Ya netteyim,ya evde plan peşindeyim,ya dizi izliyorum,ya dışarda alışverişteyim,ya ders çalışıyorum,ya da zat_ı muhterem'le telefondayım. Sıradan hayatım gözlegörülür şekilde gerilim dolu hayata doğru ilerliyor.Netteyken bir gelinlik sitesine dalıp 400 gelinliği aynı anda incelediğim,ordan bir şekilde geçtiğim emlak sitesinden ev baktığım,yine nasıl olduğunu anlamadığım şekilde çatal-bıçak reklamını tıkladığım için bloga bir türlü giremiyorum.
Girsem içimi dökeceğim ama olmuyor,sanırım bu süreç nihayete erene kadar böyle sürüp gidecek... Bu durumdan hoşnut değilim,ama zihnim el vermiyor.Sıkıntılı günlerimi bir sıraya sokup yazmaya başlayacağım ki aynı süreçte olanlara,olacaklara yardımcı olsun.Bu süreç ile ilgili bir tavsiyeniz var ise ,tam zamanı..!!

-Senden Öncekiler Demo-

13 Ekim 2009
Öncelikle şunu belirtmemiz gerekir ki bundan tahminen 15 yıl öncesine kadar "ilişki" dediğimiz hadisenin varlığından habersizdik.O dönemde bir kız veya bir erkek sevdiği insanla ya hemen evlenir yada onu yıllarca süründürür namusunu lekeler en nihayetinde mahallelerde dillere sakız olan hikayelerde başrol oynarlardı. Namusunu lekeler kısmına hemen atlamayın zira kişisel düşüncem olmamakla birlikte toplum için türkçe karşılığı buydu.Kızla hemen evlenmeyen erkek delikanlı değildi,hemen evlenilmeye layık görülmeyen kızda namuslu değildi.. Sistem böyle işliyordu.

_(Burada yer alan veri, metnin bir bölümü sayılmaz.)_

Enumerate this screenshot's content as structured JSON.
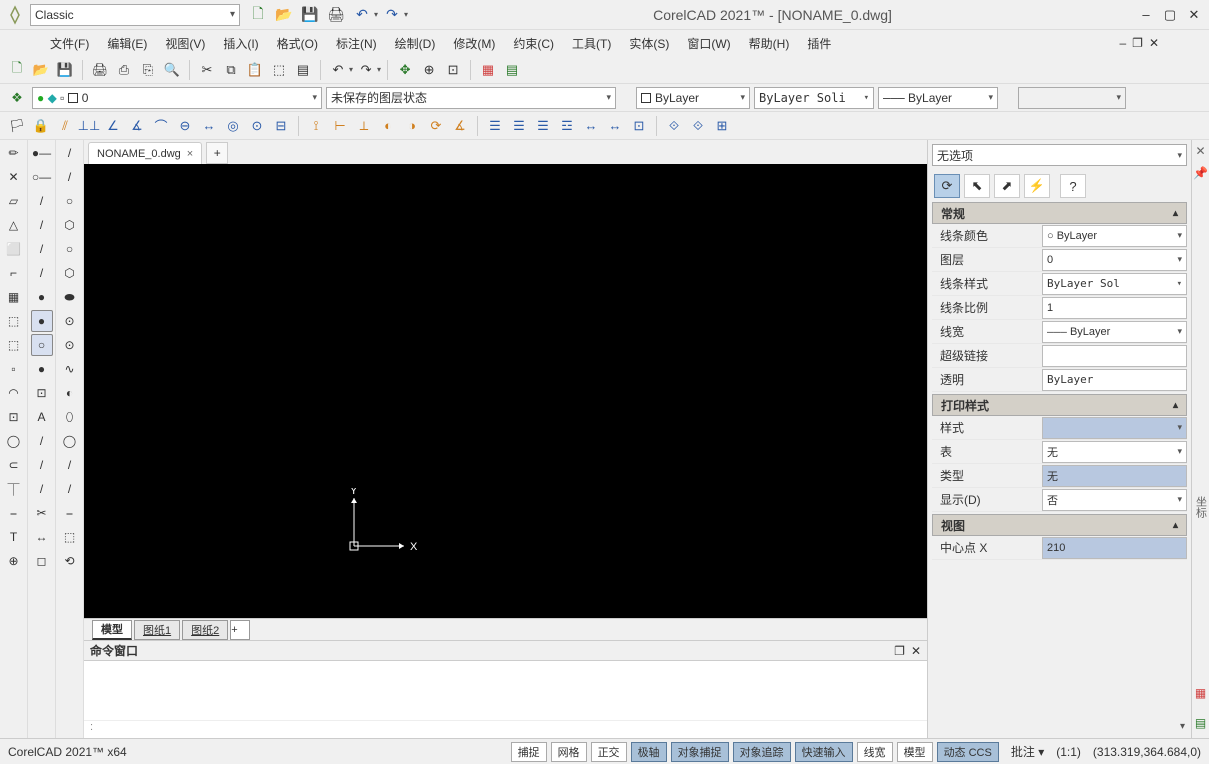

Ne zaman ki toplumsal bir açılım yaptık,medyayı hayatımızın merkezine koyduk orta sınıf amerikan dizilerindeki aile kavramını kendi ailemize oturttuk.İşte o vakitten sonra ilişki yaşamak durumu ortaya çıktı.Türk erkeği,evlilik kıskacından çıkıp ilişki adı altında birçok cinsel deneyim yaşama şansına çabuk alıştı.Ama türk kadını için işler pek de yolunda gitmedi.İlişkisi olan kız uzun bir süre kaşar muamelesi gördü,flört namuslu kadın yapısına tersti,flört eden kadın belasını arıyordu.

Ama sonra ne oldu da bu hale geldik o kısmı kaçırdım.Şimdilerde ilkokulda başlayan flörtler evlilik yaşının da yükselmesiyle ortalama yirmi yıl sürüyor.Yirmi yılda artık performansınıza göre o kadar çok kişiyle birlikte olup,son kararınızlada evleniyorsunuz.

Şöyle ki hayatta bir çok kişiye çarpa çarpa yürüyor,en sonunda ya en çok çarpılıp yara aldığınızla yada sizin bütün çarpmalarınızı onaran kişiyle evleniyorsunuz.Buradan varmak istediğim nokta,flörte karşı olmam değil elbette.. Birini tanımak için yaşanması gereken herşeyin farkındayım,hatta hiçbir zaman yeterli olmayacağınında ancak işin dozunu kaçırmış gibiyiz galiba..

Şimdi oturun düşünün ve kendinize sorun..Bakın buraya yazın demiyorum kendinize sorun,kaç ilişki yaşadınız,kaçı gerçekten aşk barındırıyordu,kaçı sadece cinsellik içindi,kaçı altı ayı geçen bir süreyi kapsadı,kaçı ilk ayda bitti..Kaçından pişmansınız,kaçını iyi ki yaşamışım diyorsunuz..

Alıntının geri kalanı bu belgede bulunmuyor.